The franchisee of both Cheezies is Mike Ryno, who also owns Wichita’s Tracy’s Automotive stores.
I also was pleasantly surprised by the Italian sub sandwich, served on a nice crusty bread and stuffed with pepperoni and chunks of Italian sausage that were held together with melted Mozzarella cheese and “Alpine dressing,” which seems to be a tangy, creamy Italian dressing. The sandwich, served with a bag of chips and a pickle spear, wasn’t huge, but it would satisfy an average appetite and was worth $5.99. Among the other sandwich options are a club, a ham and cheese, a veggie sub and a chicken sub.
The $8.99 specialty pizza menu includes deluxe, multimeat, veggie, Canadian bacon and pineapple, taco style and double pepperoni. There’s also chicken bacon ranch, which is what we tried but did not love. It was topped with chicken chunks, bacon, onions and green peppers, but it had a bit of an off-putting processed garlic aroma, and the flavor matched. Next time, we’ll stick with the less complicated basics.
The menu lists only one Stromboli variety, and it’s also $8.99. It was giant and pretty, featuring dough stuffed with cheese, Canadian bacon, bacon, green peppers, onions and ranch dressing. It was a lot of food, and the dough had a nice flavor. The long, rectangular Stromboli was sliced down the center lengthwise and then several times crosswise to create many sharable pieces.
We also opted for an order of Apline sticks, which were $2.99 for a small round of dough topped with the creamy Italian Alpine dressing plus lots of Mozzarella and Parmesan cheese, then baked, sliced into sticks and served with a side of marinara. They were delicious, decadent and gone quickly. Customers also can get cheesy breadsticks topped with garlic butter or sliced jalapenos.

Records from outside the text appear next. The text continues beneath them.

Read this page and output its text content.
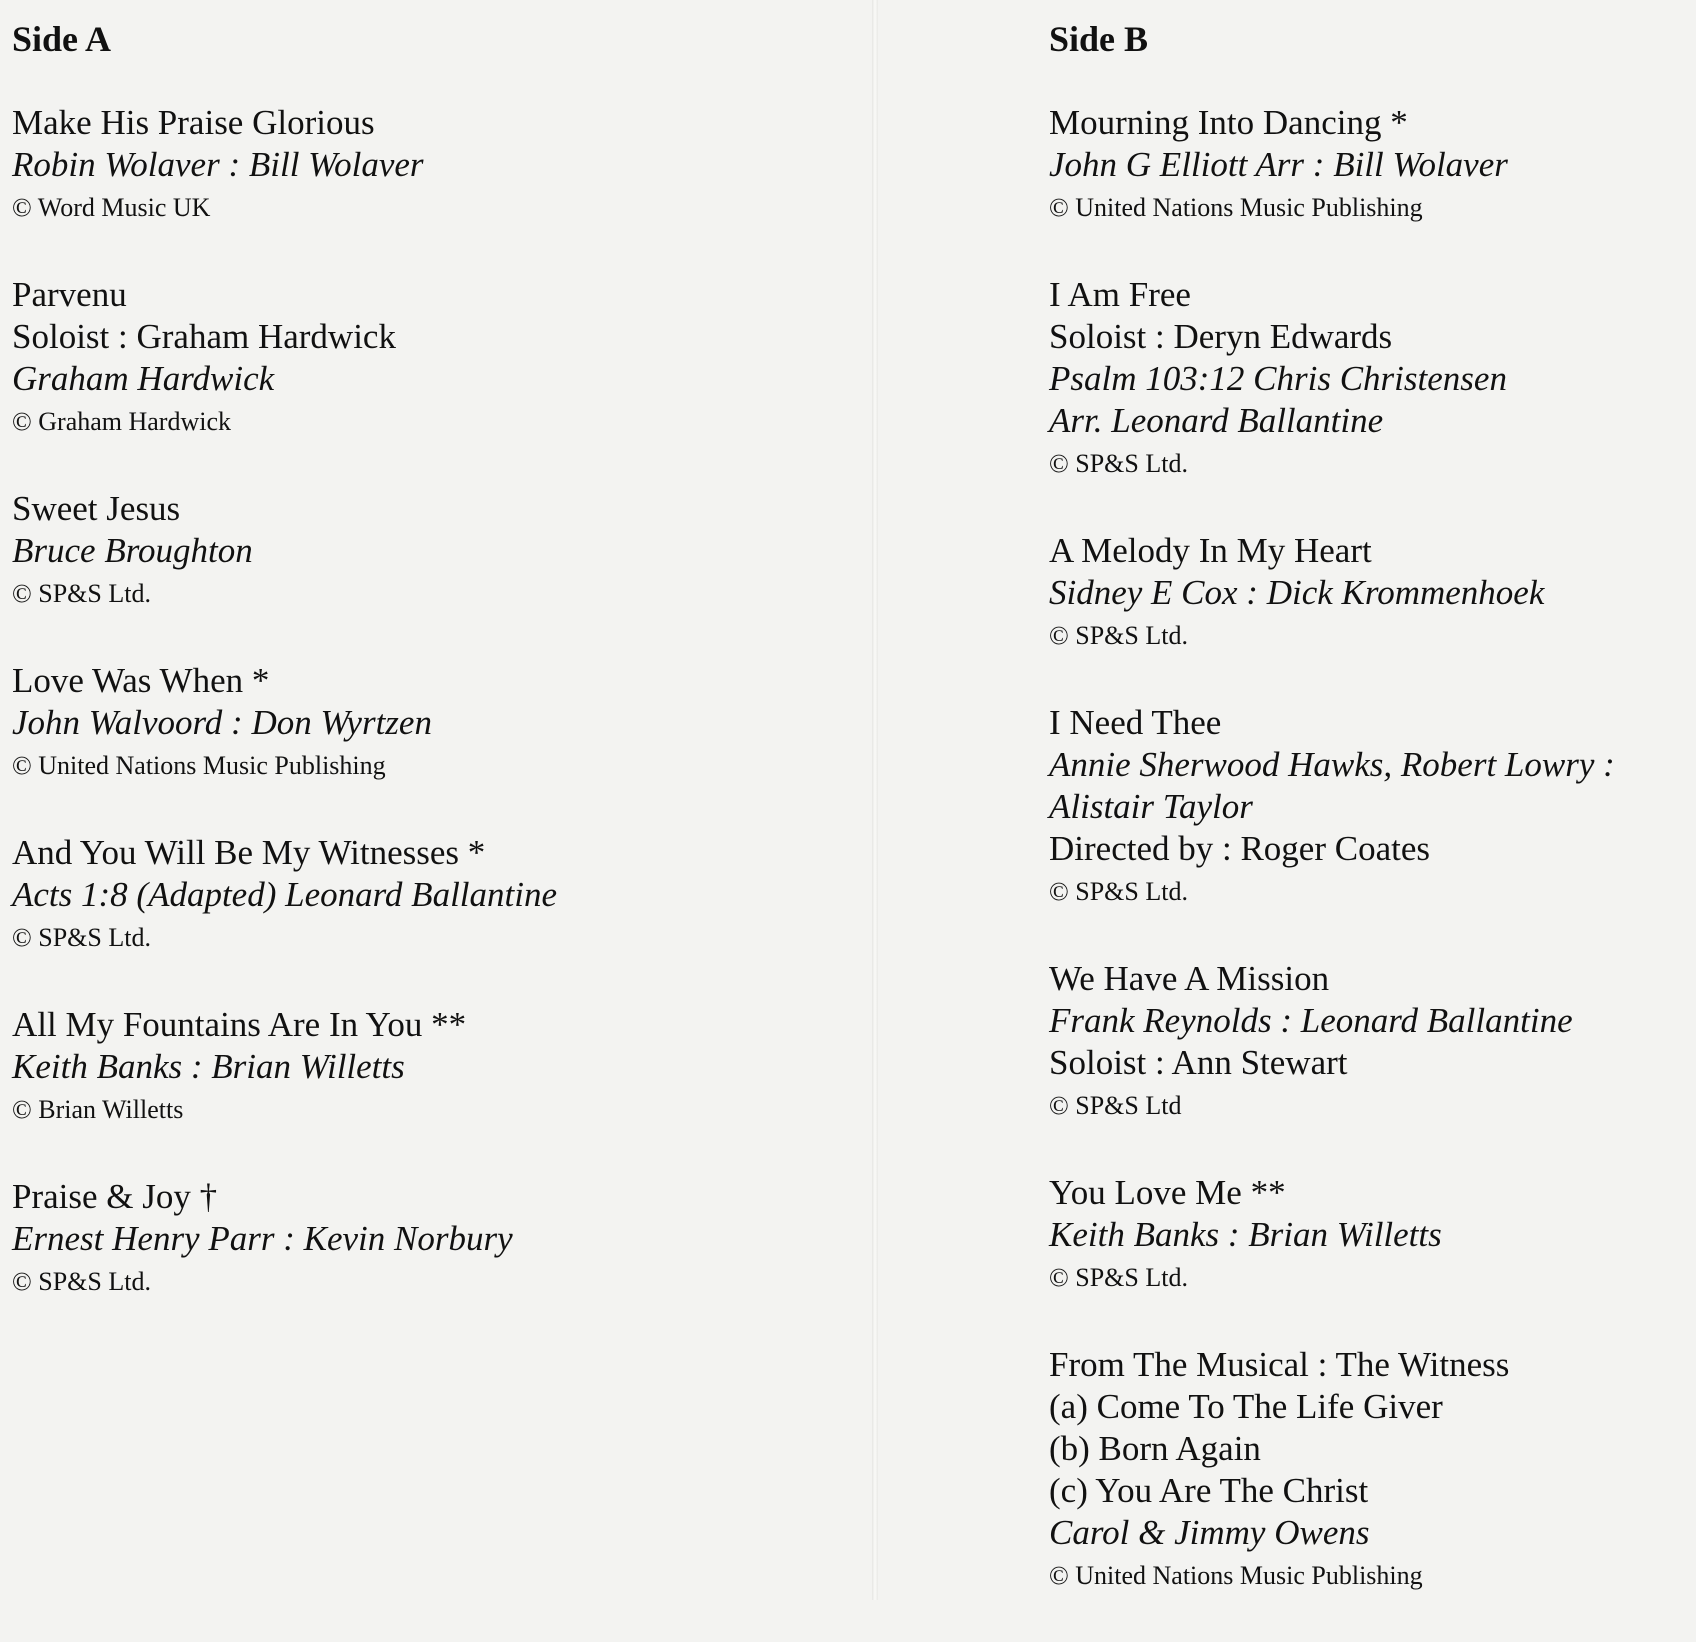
Side A
Make His Praise Glorious
Robin Wolaver : Bill Wolaver
© Word Music UK
Parvenu
Soloist : Graham Hardwick
Graham Hardwick
© Graham Hardwick
Sweet Jesus
Bruce Broughton
© SP&S Ltd.
Love Was When *
John Walvoord : Don Wyrtzen
© United Nations Music Publishing
And You Will Be My Witnesses *
Acts 1:8 (Adapted) Leonard Ballantine
© SP&S Ltd.
All My Fountains Are In You **
Keith Banks : Brian Willetts
© Brian Willetts
Praise & Joy †
Ernest Henry Parr : Kevin Norbury
© SP&S Ltd.
Side B
Mourning Into Dancing *
John G Elliott Arr : Bill Wolaver
© United Nations Music Publishing
I Am Free
Soloist : Deryn Edwards
Psalm 103:12 Chris Christensen
Arr. Leonard Ballantine
© SP&S Ltd.
A Melody In My Heart
Sidney E Cox : Dick Krommenhoek
© SP&S Ltd.
I Need Thee
Annie Sherwood Hawks, Robert Lowry :
Alistair Taylor
Directed by : Roger Coates
© SP&S Ltd.
We Have A Mission
Frank Reynolds : Leonard Ballantine
Soloist : Ann Stewart
© SP&S Ltd
You Love Me **
Keith Banks : Brian Willetts
© SP&S Ltd.
From The Musical : The Witness
(a) Come To The Life Giver
(b) Born Again
(c) You Are The Christ
Carol & Jimmy Owens
© United Nations Music Publishing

For dessert, we ordered a “cookie wedge,” which is one-quarter of the restaurant’s pizza-sized cookie but costs $2.75 instead of $9.99. It was wrapped in plastic wrap, and, as the cashier said with a proud smile, “still warm.” It was so warm that it was still dough and stayed that way for some time. We waited until it cooled completely to unwrap it. By then, it had hardened enough that it could be sliced. The cookie was rich and greasy and tasted of pre-packaged cookie dough, but that’s just how the kids in my house like it.